MultiMedya; Symptom of terminal- the dillinger escape plan
Kalbimin her tanesi parçalanmış, gökyüzüne bulut olmuştu. O bulutlar Dünya'nın dört bir yanını gezip yine onu bulmuştu. Yağmur olmuştu. Kar olmuştu. Güneş açınca küsmüş, gitmişti.
Hayat da böyleydi. Doğduktan sonra bir süre yaşardık. Sonra olaylar bizi yıpratır. Kar ve yağmur gibi süzülürdük. En sonunda ise ecelimiz geldiğinde güneşi görmüşçesine kaybolurduk... Ölürdük.
Yaşadığım o anki acı hiçbir şeyi çağrıştırmamıştı kafamda. Şuan alışageldiğim hastane odalarının aksine bir yoğun bakımda olduğumu anlamıştım. Gözümü açtığımda vücudumda oluşan acı tüm bedenimi kavurmuştu.
Fazla gelen ışık yüzünden gözlerimi kısmış, odağımı köreltmiştim. Gözlerimi başka bir yeri görmek için çevirmek istedim ama yapamadım. Şuan ki olduğum durum çok farklıydı.

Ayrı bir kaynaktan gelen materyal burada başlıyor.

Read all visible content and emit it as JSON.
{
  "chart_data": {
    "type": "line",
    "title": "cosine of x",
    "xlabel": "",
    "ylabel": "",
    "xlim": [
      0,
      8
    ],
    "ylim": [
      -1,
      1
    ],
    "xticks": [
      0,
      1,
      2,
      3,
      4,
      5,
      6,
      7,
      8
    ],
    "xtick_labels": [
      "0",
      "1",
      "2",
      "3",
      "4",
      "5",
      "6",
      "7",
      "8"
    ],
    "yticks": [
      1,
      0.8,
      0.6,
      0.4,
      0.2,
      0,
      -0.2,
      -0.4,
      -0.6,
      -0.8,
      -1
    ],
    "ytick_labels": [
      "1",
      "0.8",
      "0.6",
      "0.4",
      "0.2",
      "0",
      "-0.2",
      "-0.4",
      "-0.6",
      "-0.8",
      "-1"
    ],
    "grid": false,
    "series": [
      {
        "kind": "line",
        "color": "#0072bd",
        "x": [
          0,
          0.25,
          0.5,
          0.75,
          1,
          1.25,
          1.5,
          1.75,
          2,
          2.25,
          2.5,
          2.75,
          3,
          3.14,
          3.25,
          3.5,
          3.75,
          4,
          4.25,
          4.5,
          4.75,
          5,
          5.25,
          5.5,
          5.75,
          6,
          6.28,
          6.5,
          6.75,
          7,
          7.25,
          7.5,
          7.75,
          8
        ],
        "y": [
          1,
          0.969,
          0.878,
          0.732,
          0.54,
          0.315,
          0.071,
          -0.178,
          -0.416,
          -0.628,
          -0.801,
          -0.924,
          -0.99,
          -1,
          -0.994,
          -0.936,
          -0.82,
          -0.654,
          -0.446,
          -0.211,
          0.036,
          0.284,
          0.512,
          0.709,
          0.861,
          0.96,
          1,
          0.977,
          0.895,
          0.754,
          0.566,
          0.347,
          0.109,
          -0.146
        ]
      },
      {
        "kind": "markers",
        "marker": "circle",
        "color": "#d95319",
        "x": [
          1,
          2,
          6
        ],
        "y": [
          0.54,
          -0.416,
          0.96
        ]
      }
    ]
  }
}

Ne oluyordu? Vücudumda araba çarptığına dair bir iz yoktu. Ne sargı ne dikiş ne de başka bir şey. Ama o an vücudumda çarpan bir şey hissetmiştim. Ardından havaya uçup yere düşüp yuvarlanmıştım. Evet, tüm bunları hissetmiştim. Ama gözlerim kapatmış olduğum için görmemiştim.
Açılan kapı ile odaya doktor girmişti. Bana bir kaç cümle söylediğini kıpırdayan dudaklarından anlamıştım. Ama onu duymuyordum. Kulağım da sadece tiz bir çınlama vardı.
Gözlerim odanın ışığına dayanamazken bir de şu küçük ışıklardan tuttu gözüme. Öleceğim sandım. Öyle bir sızı hissetmedim daha önce gözlerimde.
"Bu inanılır gibi değil." Konuşmaya başladığında hafiften sesleri seçebiliyordum. "Bu nasıl mümkün olabilir?" dedi çok beklemeden.
"Beni duyabiliyor musun? Duyuyorsan gözlerini bir kere kapat, duyamıyorsan iki kere."
Söylediği gibi yaptım. Gözlerimi bir kere yumdum. Vücudumda bir ağrı olup olmadığını sordu ardından. Gözlerimle zar zor cevap verdikten sonra içeriye bir hemşire girdi.
Elindeki iğneyi doktora uzattıktan sonra dosyaları kontrol etti.
Bilincim kapanmadan önce tek gördüğüm doktorun bana iğne yaptığıydı. Sanırım bir süre daha uyutacaklardı beni.
Bir hafta sonra-
Gözlerimi açtığımda daha iyi olduğumu hissettim. Vücudumu hissedebiliyor, hareket ettirebiliyordum. Çevreme baktığımda göğüsümdeki kabloların gittiğini görmüştüm. Anlam veremediğim bir şekilde bana bir şey olmuştu ve şuan neredeyse iyileşmiş durumdaydım.
Odaya giren annemle yüzümde bir gülümseme oluşmuştu. "Kızım!" dedi annem. Ardından gözlerindeki yaşı silip yanıma geldi. "Uyanmışsın." derken saçımı okşuyordu.
"Uyandım." dedim kısık çıkan sesimle. "Bana ne oldu anne. Doğru düzgün bir şey anımsamıyorum." dedim acıyan boğazıma rağmen.
Tam o sırada içeriye doktor girdi. "Küçük hanım," dedi sözlerine başlamadan önce.
"Hastalığınız çok farklı bir boyut olmuş. Bedeniniz o kadar güçlü ki bu zamana kadar bastırmış. Ama birden patlamış. Bedeninizde çok büyük bir acı hissettiniz değil mi?" Doğru söylüyordu, çok büyük bir acıydı.
"Aslında beyninizin bir oyunu. Sinirlerinize acı sinyali gönderiyor ve bu sayede acı çekiyorsunuz. Böyle bir hastalık Dünya'da çok nadir var. Türkiye'de ise 3 kişiden birisiniz. Ve..." Sustu doktor. Ne diyeceğini öylece bekledim.
"Tedavisi olmadığı için beyninizin bu komutları sizi öldürebilir. 3 kişiden şuan tek yaşayan sizsiniz ve diğerleri sadece 5 ay yaşadı. Kendinizi yormamalı. Dikkat etmelisiniz." Kısaca bana ölmeyi bekle diyordu.